Organisiert missionarisch tätige Religionsgemeinschaften müssen das Datenschutzrecht beachten

Das Grundrecht auf Gewissens-und Religionsfreiheit erlaubt es Religionsgemeinschaften grds., durch deren Mitglieder von Haustür zu Haustür ziehen, um ihre Lehren zu verkünden.

Der Europäische Gerichtshof hat am 10.07.2018 aber (bereits im Hinblick auf das sog. „alte Datenschutzrecht vor Inkrafttreten der DS-GVO) entschieden, dass diese Verkündigungstätigkeit keinen ausschließlich persönlichen oder familiären Charakter hat, der die Religionsgemeinschaft von unionsrechtlichen Vorschriften über den Schutz personenbezogener Daten befreien würde.

Das bedeutet: Die organisierte Verkündigung religiöser Lehren an der Haustür von Privatpersonen ist eine datenschutzrechtlich relevante Verarbeitungstätigkeit und macht die Religionsgemeinschaft mit ihren Mitgliedern gemeinsam zu Verantwortlichen!

Exkurs zum neuen Recht:

Art. 26 DSGVO
(1) 1Legen zwei oder mehr Verantwortliche gemeinsam die Zwecke der und die Mittel zur Verarbeitung fest, so sind sie gemeinsam Verantwortliche. 2Sie legen in einer Vereinbarung in transparenter Form fest, wer von ihnen welche Verpflichtung gemäß dieser Verordnung erfüllt, insbesondere was die Wahrnehmung der Rechte der betroffenen Person angeht, und wer welchen Informationspflichten gemäß den Artikeln 13 und 14 nachkommt, sofern und soweit die jeweiligen Aufgaben der Verantwortlichen nicht durch Rechtsvorschriften der Union oder der Mitgliedstaaten, denen die Verantwortlichen unterliegen, festgelegt sind. 3In der Vereinbarung kann eine Anlaufstelle für die betroffenen Personen angegeben werden.
(2) 1Die Vereinbarung gemäß Absatz 1 muss die jeweiligen tatsächlichen Funktionen und Beziehungen der gemeinsam Verantwortlichen gegenüber betroffenen Personen gebührend widerspiegeln. 2Das wesentliche der Vereinbarung wird der betroffenen Person zur Verfügung gestellt.
(3) Ungeachtet der Einzelheiten der Vereinbarung gemäß Absatz 1 kann die betroffene Person ihre Rechte im Rahmen dieser Verordnung bei und gegenüber jedem einzelnen der Verantwortlichen geltend machen.

 

Begründung:

Die der Entscheidung zugrunde liegende Religionsgemeinschaft ermuntere eigene Anhänger zur Verkündigung.

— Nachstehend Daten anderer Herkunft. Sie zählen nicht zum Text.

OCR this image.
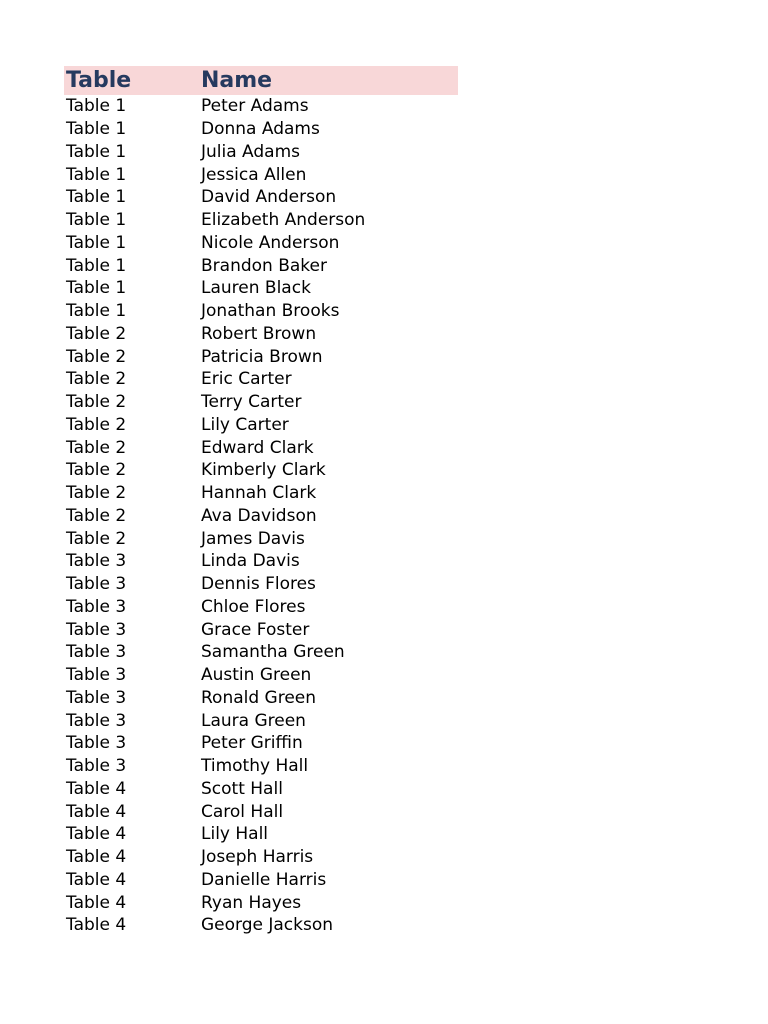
Table	Name
Table 1	Peter Adams
Table 1	Donna Adams
Table 1	Julia Adams
Table 1	Jessica Allen
Table 1	David Anderson
Table 1	Elizabeth Anderson
Table 1	Nicole Anderson
Table 1	Brandon Baker
Table 1	Lauren Black
Table 1	Jonathan Brooks
Table 2	Robert Brown
Table 2	Patricia Brown
Table 2	Eric Carter
Table 2	Terry Carter
Table 2	Lily Carter
Table 2	Edward Clark
Table 2	Kimberly Clark
Table 2	Hannah Clark
Table 2	Ava Davidson
Table 2	James Davis
Table 3	Linda Davis
Table 3	Dennis Flores
Table 3	Chloe Flores
Table 3	Grace Foster
Table 3	Samantha Green
Table 3	Austin Green
Table 3	Ronald Green
Table 3	Laura Green
Table 3	Peter Griffin
Table 3	Timothy Hall
Table 4	Scott Hall
Table 4	Carol Hall
Table 4	Lily Hall
Table 4	Joseph Harris
Table 4	Danielle Harris
Table 4	Ryan Hayes
Table 4	George Jackson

Entscheide sich ein Mitglied dieser Tätigkeit nachzugehen, sei dies nicht ausschließlich seine private Angelegenheit, sondern eine Verarbeitungstätigkeit, wofür er ebenso wie seine Religionsgemeinschaft (mit-)verantwortlich sei. Um ihre Hausbesuche zu realisieren, werden von den Mitgliedern mindestens Namen und Adressen aufgenommen, was zu einer Sammlung solcher Daten führe. Dabei seien oft mehrere Personen in unterschiedlichem Grad an der Verarbeitung beteiligt und demnach auch „verantwortlich“, was im Hinblick auf den jeweiligen Grad der (Mit-) Verantwortlichkeit von Einzelfall zu Einzelfall zu prüfen wäre.